As an example, this following snippet seems to work, except that it requires recomputing all prior sum values via a for-loop for every index in the output array. Is there anyway to avoid this or make it more efficient? My current implementation is very slow:

let pixels = new Uint32Array([
  3, 1, 5, 2,
  8, 9, 2, 1,
  1, 2, 7, 4,
  9, 6, 3, 5,
  8, 2, 6, 3
]);

function kFunction() {
  let idx = this.thread.x;

  let width = this.constants.width;

  let row = Math.floor(idx / width);
  let col = idx % width;

  let sum = 0;

  let base = (row * width) + col;

  for (let r = 1; r <= row; r++) {
    let prevRow = (r - 1) * width + col;

    let prevRowValue = this.constants.pixels[prevRow];
    sum += prevRowValue;
  }

  return this.constants.pixels[base] + sum;
}

var gpuKernel = gpu.createKernel(kFunction)
                  .setConstants({ pixels: pixels, width: 4, height: 5 })
                  .setOutput([4 * 5]);

console.log(gpuKernel());

I believe the ideal may be to somehow feed each row's output into the next row's input, but I'm unsure of how to do that or if it's even possible. Perhaps combineKernels or pipelining could be used to achieve this? Sorry, I'm still very new to the library.

robertleeplummerjr commented 3 years ago

It sounds like the approach you have would probably be most efficient.

If you used pipeline, to keep value on the GPU as a texture, you won't suffer from transfer of memory back and forth to and from the GPU. However, you will suffer from the environment having to be setup and ran, which is fairly expensive when compared to a simple for loop.

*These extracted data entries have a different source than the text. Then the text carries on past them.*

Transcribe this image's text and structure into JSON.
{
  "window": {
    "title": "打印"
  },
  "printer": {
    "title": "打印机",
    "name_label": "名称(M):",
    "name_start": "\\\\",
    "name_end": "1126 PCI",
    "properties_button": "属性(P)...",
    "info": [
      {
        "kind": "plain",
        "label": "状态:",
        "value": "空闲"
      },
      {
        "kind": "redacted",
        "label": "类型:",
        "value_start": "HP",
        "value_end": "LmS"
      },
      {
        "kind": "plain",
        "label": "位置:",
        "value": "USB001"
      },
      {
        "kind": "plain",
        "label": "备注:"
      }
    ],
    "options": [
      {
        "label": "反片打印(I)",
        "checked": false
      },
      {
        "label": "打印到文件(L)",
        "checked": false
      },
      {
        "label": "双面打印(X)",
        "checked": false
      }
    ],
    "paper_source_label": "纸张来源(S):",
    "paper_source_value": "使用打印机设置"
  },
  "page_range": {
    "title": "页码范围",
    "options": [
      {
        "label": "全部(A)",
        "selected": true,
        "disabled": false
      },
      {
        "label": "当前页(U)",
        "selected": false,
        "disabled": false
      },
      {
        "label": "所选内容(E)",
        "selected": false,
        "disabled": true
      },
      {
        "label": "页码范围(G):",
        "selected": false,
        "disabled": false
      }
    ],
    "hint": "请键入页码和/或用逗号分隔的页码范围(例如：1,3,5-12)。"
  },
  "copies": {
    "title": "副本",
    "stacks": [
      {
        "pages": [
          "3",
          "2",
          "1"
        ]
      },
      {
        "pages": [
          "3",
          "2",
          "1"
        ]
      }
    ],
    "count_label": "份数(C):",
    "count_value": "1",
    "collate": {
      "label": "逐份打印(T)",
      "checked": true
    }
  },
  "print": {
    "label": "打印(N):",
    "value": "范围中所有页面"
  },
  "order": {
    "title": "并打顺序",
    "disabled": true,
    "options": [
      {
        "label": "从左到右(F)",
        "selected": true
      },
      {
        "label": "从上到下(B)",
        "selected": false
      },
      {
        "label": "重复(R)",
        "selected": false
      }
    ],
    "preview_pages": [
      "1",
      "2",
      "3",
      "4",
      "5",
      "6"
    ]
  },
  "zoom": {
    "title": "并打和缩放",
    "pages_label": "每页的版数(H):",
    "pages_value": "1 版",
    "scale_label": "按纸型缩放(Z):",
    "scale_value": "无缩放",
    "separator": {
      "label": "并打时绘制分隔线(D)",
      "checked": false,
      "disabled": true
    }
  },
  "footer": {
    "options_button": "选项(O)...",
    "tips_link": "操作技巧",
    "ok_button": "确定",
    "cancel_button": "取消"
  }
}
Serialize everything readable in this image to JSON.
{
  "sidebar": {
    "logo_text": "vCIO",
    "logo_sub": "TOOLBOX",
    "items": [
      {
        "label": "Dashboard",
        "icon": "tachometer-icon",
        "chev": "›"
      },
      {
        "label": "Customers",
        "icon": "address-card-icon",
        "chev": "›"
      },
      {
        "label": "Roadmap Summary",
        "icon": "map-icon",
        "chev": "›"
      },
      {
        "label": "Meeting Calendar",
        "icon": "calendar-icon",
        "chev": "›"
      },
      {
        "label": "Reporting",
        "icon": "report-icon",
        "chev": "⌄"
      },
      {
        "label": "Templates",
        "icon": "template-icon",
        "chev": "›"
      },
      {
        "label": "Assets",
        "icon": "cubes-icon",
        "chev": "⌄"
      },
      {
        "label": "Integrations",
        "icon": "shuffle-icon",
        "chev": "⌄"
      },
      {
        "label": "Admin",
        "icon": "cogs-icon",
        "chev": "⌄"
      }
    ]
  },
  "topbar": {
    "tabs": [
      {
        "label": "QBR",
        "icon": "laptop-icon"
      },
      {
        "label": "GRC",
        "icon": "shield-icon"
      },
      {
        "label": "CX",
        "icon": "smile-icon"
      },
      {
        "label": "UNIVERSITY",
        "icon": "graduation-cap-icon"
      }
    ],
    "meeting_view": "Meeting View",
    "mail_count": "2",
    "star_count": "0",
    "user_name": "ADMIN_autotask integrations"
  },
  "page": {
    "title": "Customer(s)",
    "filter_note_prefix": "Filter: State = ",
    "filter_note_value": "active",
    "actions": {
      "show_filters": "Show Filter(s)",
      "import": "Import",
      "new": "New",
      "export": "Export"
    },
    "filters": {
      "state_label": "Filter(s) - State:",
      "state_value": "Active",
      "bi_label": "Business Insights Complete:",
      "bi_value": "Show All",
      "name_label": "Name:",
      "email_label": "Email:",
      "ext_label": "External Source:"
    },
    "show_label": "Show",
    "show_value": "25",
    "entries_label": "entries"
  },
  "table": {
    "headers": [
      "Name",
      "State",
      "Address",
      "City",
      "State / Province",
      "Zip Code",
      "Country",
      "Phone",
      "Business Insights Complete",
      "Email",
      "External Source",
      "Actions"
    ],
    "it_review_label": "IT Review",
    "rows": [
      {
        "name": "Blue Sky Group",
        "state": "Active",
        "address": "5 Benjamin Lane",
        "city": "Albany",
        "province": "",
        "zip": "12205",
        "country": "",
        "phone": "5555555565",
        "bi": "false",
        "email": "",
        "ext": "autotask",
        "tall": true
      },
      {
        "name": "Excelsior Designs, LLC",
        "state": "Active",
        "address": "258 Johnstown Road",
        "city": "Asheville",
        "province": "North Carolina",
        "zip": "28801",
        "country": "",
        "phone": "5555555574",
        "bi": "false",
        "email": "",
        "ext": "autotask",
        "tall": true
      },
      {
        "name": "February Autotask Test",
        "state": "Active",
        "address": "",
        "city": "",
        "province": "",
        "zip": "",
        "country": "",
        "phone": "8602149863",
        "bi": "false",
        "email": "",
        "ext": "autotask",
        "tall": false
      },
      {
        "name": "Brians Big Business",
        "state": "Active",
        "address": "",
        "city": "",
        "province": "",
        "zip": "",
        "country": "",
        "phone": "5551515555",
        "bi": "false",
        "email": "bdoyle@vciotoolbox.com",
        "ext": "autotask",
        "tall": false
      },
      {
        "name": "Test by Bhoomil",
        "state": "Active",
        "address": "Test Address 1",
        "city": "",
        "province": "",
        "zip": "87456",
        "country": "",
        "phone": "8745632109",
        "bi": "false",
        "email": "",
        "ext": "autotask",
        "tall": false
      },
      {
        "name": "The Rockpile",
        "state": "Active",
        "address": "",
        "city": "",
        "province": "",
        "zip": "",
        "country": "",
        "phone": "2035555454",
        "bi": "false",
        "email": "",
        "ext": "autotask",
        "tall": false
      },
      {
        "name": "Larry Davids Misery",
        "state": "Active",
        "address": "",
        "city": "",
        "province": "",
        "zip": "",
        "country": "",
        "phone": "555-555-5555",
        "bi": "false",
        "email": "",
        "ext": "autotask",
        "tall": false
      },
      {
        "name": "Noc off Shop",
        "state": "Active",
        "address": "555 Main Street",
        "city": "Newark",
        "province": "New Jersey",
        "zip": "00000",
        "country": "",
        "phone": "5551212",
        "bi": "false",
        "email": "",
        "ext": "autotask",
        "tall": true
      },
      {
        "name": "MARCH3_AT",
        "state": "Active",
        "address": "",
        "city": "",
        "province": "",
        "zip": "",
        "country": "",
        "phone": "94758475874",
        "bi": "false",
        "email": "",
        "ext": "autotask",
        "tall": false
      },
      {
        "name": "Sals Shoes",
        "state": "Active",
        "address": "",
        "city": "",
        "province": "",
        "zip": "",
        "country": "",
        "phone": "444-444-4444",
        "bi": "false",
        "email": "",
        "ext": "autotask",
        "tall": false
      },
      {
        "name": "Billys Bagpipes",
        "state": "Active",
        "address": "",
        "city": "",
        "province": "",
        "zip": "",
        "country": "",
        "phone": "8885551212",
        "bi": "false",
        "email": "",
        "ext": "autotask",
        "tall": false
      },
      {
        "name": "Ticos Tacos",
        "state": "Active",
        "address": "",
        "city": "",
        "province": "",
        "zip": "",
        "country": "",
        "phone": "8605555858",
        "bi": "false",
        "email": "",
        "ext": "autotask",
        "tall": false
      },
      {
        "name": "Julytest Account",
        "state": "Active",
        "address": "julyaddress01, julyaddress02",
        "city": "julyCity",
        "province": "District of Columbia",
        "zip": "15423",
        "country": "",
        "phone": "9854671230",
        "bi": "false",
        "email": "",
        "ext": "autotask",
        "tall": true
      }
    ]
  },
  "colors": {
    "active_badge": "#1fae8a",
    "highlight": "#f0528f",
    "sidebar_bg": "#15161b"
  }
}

midnight-dev commented 3 years ago

@robertleeplummerjr I don't have a specific scenario in my head right now, but this kind of mass-arithmetic is always intriguing to me. Given your extensive experience with JavaScript and GPU computing, do you think traditional for loops in JavaScript would be faster when iterating through a long but shallow array - especially when it's just adding previous values together? Even without worker threads and WebAssembly, I mean.

I know GPU.js excels in wide arrays of data and anything that maps well to a 2D raster, but I've never looked at how steep of a penalty there is to creating a kernel & reading pixels after a calculation is finished. The above example doesn't strike me as a workload that can be sped up enough to overcome the apparent overhead.

robertleeplummerjr commented 3 years ago

do you think traditional for loops in JavaScript would be faster when iterating through a long but shallow array - especially when it's just adding previous values together?

It is going to heavily depend on what is around this math. If this were the only operation, the matrices were rather small, then it'd probably say there isn't much of a need to use GPU.js or the GPU at all for that matter. However, if there are many operations that require the GPU, and this one step, were on just the CPU, then I'd say use the GPU. In Brain.js, using the newer GPU architecture, for example, we need to use the GPU to calculate just one number (errors, sum of all error within a single matrix). The reason we use the GPU to do that is because the memory resides on the GPU, and the expense it would take to get it to the CPU and to then read it back would be of little benefit, and would block the whole operation while the GPU synchronizes.

The above example doesn't strike me as a workload that can be sped up enough to overcome the apparent overhead.

You are probably correct, but again, context needs to be considered.

midnight-dev commented 3 years ago

That makes sense. Thanks for the detailed response. By the way, when you mentioned new GPU architecture, was that a nod to tensor ops and such? I haven't bought a GPU in a hot minute, so the whole tensor & bounding box acceleration hardware is pretty foreign to me. However, if the web browser can make use of such features, I may have to hop on eBay.